Example: Change the gray code into binary number 1101101
Answer:
Binary Gray Description
1101101
1101101 1 = MSB MSB Binary Gray
1101101 10 1 modulo2 1 = 0
Modulo2 1101101 100 0 0 = 0
1101101 1001 0 modulo2 1 = 1
1101101 10010 1 modulo2 1 = 0
Modulo2 1101101 100100 0 0 = 0
1101101 1001001 0 modulo2 1 = 1
So the binary number of the gray code 1101101 is 1001001
2.8. Excess-3 Code
Excess-3 code is obtained by summing the decimal values ​​by 3, then
converted into a binary number.
Decimal Binary Excess-3
0 0000 0011
1 0001 0100
2 0010 0101
3 0011 0110
4 0100 0111
5 0101 1000
6 0110 1001
7 0111 1010
8 1000 1011
9 1001 1100
10
3. BASIC DIGITAL
3.1. The gates of digital systems
The gates of a digital system or logic gates are devices that have
logic level state. Logic gates can represent the state of a number
binary.
There are two state of the logic gates, namely 0 and 1. The voltage
used in logic gate is HIGH (1) and LOW (0). Digital systems
The most complex as a large computer composed of basic logic gates such as AND,
OR, and NOT gates combination (derivative) is composed of the basic gates
such as NAND, NOR, EXOR, EXNOR.
Universal Gate is a gate that is coupled derivative
so as to produce the same output with the output of the base gates and
derivative gate. As it is a universal gate NAND and NOR.

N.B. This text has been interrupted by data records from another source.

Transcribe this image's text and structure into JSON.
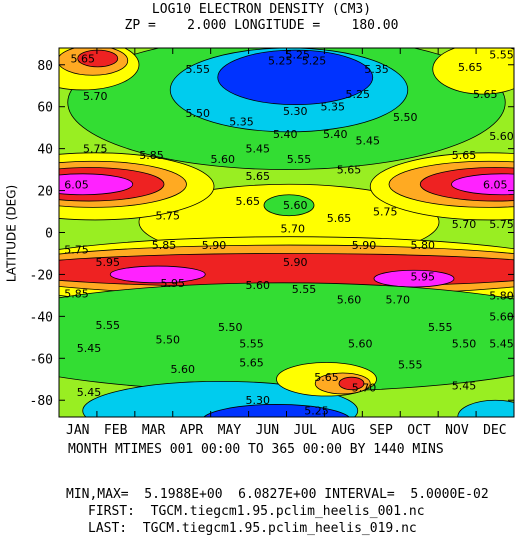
{
  "header": {
    "title": "LOG10 ELECTRON DENSITY (CM3)",
    "subtitle": "ZP =    2.000 LONGITUDE =    180.00"
  },
  "footer": {
    "x_caption": "MONTH MTIMES 001 00:00 TO 365 00:00 BY 1440 MINS",
    "minmax": "MIN,MAX=  5.1988E+00  6.0827E+00 INTERVAL=  5.0000E-02",
    "first": "FIRST:  TGCM.tiegcm1.95.pclim_heelis_001.nc",
    "last": "LAST:  TGCM.tiegcm1.95.pclim_heelis_019.nc"
  },
  "chart_data": {
    "type": "heatmap",
    "title": "LOG10 ELECTRON DENSITY (CM3)",
    "subtitle": "ZP =    2.000 LONGITUDE =    180.00",
    "xlabel": "MONTH MTIMES 001 00:00 TO 365 00:00 BY 1440 MINS",
    "ylabel": "LATITUDE (DEG)",
    "x_ticks": [
      "JAN",
      "FEB",
      "MAR",
      "APR",
      "MAY",
      "JUN",
      "JUL",
      "AUG",
      "SEP",
      "OCT",
      "NOV",
      "DEC"
    ],
    "y_ticks": [
      80,
      60,
      40,
      20,
      0,
      -20,
      -40,
      -60,
      -80
    ],
    "xlim": [
      1,
      365
    ],
    "ylim": [
      -88,
      88
    ],
    "min": 5.1988,
    "max": 6.0827,
    "interval": 0.05,
    "contour_labels": [
      {
        "v": "5.65",
        "x": 20,
        "y": 83
      },
      {
        "v": "5.55",
        "x": 112,
        "y": 78
      },
      {
        "v": "5.25",
        "x": 178,
        "y": 82
      },
      {
        "v": "5.25",
        "x": 192,
        "y": 85
      },
      {
        "v": "5.25",
        "x": 205,
        "y": 82
      },
      {
        "v": "5.35",
        "x": 255,
        "y": 78
      },
      {
        "v": "5.65",
        "x": 330,
        "y": 79
      },
      {
        "v": "5.55",
        "x": 355,
        "y": 85
      },
      {
        "v": "5.70",
        "x": 30,
        "y": 65
      },
      {
        "v": "5.50",
        "x": 112,
        "y": 57
      },
      {
        "v": "5.35",
        "x": 147,
        "y": 53
      },
      {
        "v": "5.30",
        "x": 190,
        "y": 58
      },
      {
        "v": "5.35",
        "x": 220,
        "y": 60
      },
      {
        "v": "5.25",
        "x": 240,
        "y": 66
      },
      {
        "v": "5.50",
        "x": 278,
        "y": 55
      },
      {
        "v": "5.65",
        "x": 342,
        "y": 66
      },
      {
        "v": "5.40",
        "x": 182,
        "y": 47
      },
      {
        "v": "5.40",
        "x": 222,
        "y": 47
      },
      {
        "v": "5.45",
        "x": 160,
        "y": 40
      },
      {
        "v": "5.45",
        "x": 248,
        "y": 44
      },
      {
        "v": "5.60",
        "x": 132,
        "y": 35
      },
      {
        "v": "5.55",
        "x": 193,
        "y": 35
      },
      {
        "v": "5.60",
        "x": 355,
        "y": 46
      },
      {
        "v": "5.75",
        "x": 30,
        "y": 40
      },
      {
        "v": "5.85",
        "x": 75,
        "y": 37
      },
      {
        "v": "5.65",
        "x": 325,
        "y": 37
      },
      {
        "v": "5.65",
        "x": 160,
        "y": 27
      },
      {
        "v": "5.65",
        "x": 233,
        "y": 30
      },
      {
        "v": "6.05",
        "x": 15,
        "y": 23
      },
      {
        "v": "6.05",
        "x": 350,
        "y": 23
      },
      {
        "v": "5.60",
        "x": 190,
        "y": 13
      },
      {
        "v": "5.65",
        "x": 152,
        "y": 15
      },
      {
        "v": "5.65",
        "x": 225,
        "y": 7
      },
      {
        "v": "5.75",
        "x": 88,
        "y": 8
      },
      {
        "v": "5.75",
        "x": 262,
        "y": 10
      },
      {
        "v": "5.70",
        "x": 188,
        "y": 2
      },
      {
        "v": "5.70",
        "x": 325,
        "y": 4
      },
      {
        "v": "5.75",
        "x": 355,
        "y": 4
      },
      {
        "v": "5.75",
        "x": 15,
        "y": -8
      },
      {
        "v": "5.85",
        "x": 85,
        "y": -6
      },
      {
        "v": "5.90",
        "x": 125,
        "y": -6
      },
      {
        "v": "5.90",
        "x": 245,
        "y": -6
      },
      {
        "v": "5.80",
        "x": 292,
        "y": -6
      },
      {
        "v": "5.95",
        "x": 40,
        "y": -14
      },
      {
        "v": "5.90",
        "x": 190,
        "y": -14
      },
      {
        "v": "5.95",
        "x": 92,
        "y": -24
      },
      {
        "v": "5.95",
        "x": 292,
        "y": -21
      },
      {
        "v": "5.85",
        "x": 15,
        "y": -29
      },
      {
        "v": "5.80",
        "x": 355,
        "y": -30
      },
      {
        "v": "5.60",
        "x": 160,
        "y": -25
      },
      {
        "v": "5.55",
        "x": 197,
        "y": -27
      },
      {
        "v": "5.70",
        "x": 272,
        "y": -32
      },
      {
        "v": "5.60",
        "x": 233,
        "y": -32
      },
      {
        "v": "5.60",
        "x": 355,
        "y": -40
      },
      {
        "v": "5.55",
        "x": 40,
        "y": -44
      },
      {
        "v": "5.50",
        "x": 138,
        "y": -45
      },
      {
        "v": "5.55",
        "x": 306,
        "y": -45
      },
      {
        "v": "5.50",
        "x": 325,
        "y": -53
      },
      {
        "v": "5.50",
        "x": 88,
        "y": -51
      },
      {
        "v": "5.55",
        "x": 155,
        "y": -53
      },
      {
        "v": "5.60",
        "x": 242,
        "y": -53
      },
      {
        "v": "5.45",
        "x": 355,
        "y": -53
      },
      {
        "v": "5.45",
        "x": 25,
        "y": -55
      },
      {
        "v": "5.65",
        "x": 155,
        "y": -62
      },
      {
        "v": "5.60",
        "x": 100,
        "y": -65
      },
      {
        "v": "5.55",
        "x": 282,
        "y": -63
      },
      {
        "v": "5.65",
        "x": 215,
        "y": -69
      },
      {
        "v": "5.70",
        "x": 245,
        "y": -74
      },
      {
        "v": "5.45",
        "x": 25,
        "y": -76
      },
      {
        "v": "5.45",
        "x": 325,
        "y": -73
      },
      {
        "v": "5.30",
        "x": 160,
        "y": -80
      },
      {
        "v": "5.25",
        "x": 207,
        "y": -85
      }
    ]
  },
  "colors": {
    "blue": "#0033ff",
    "cyan": "#00ccee",
    "green": "#33dd33",
    "lime": "#99ee22",
    "yellow": "#ffff00",
    "orange": "#ffaa22",
    "red": "#ee2222",
    "magenta": "#ff22ff"
  }
}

AND gate is used to generate a logic 1 when all inputs
is logic 1. The OR gate is used to generate a logic 1 if either
the input logic 1. The gate is not a gate inverter (inverting). output
produced is the inverse of a given input. Derivative logic gates.
3.2 Integrated circuit
The integrated circuit is formed of a series of applications of various kinds
logic gates. The integrated circuit can be a combination of one type
logic gates or more. Simplification of integrated circuits can be used
boolean algebra theorem and or map karnough.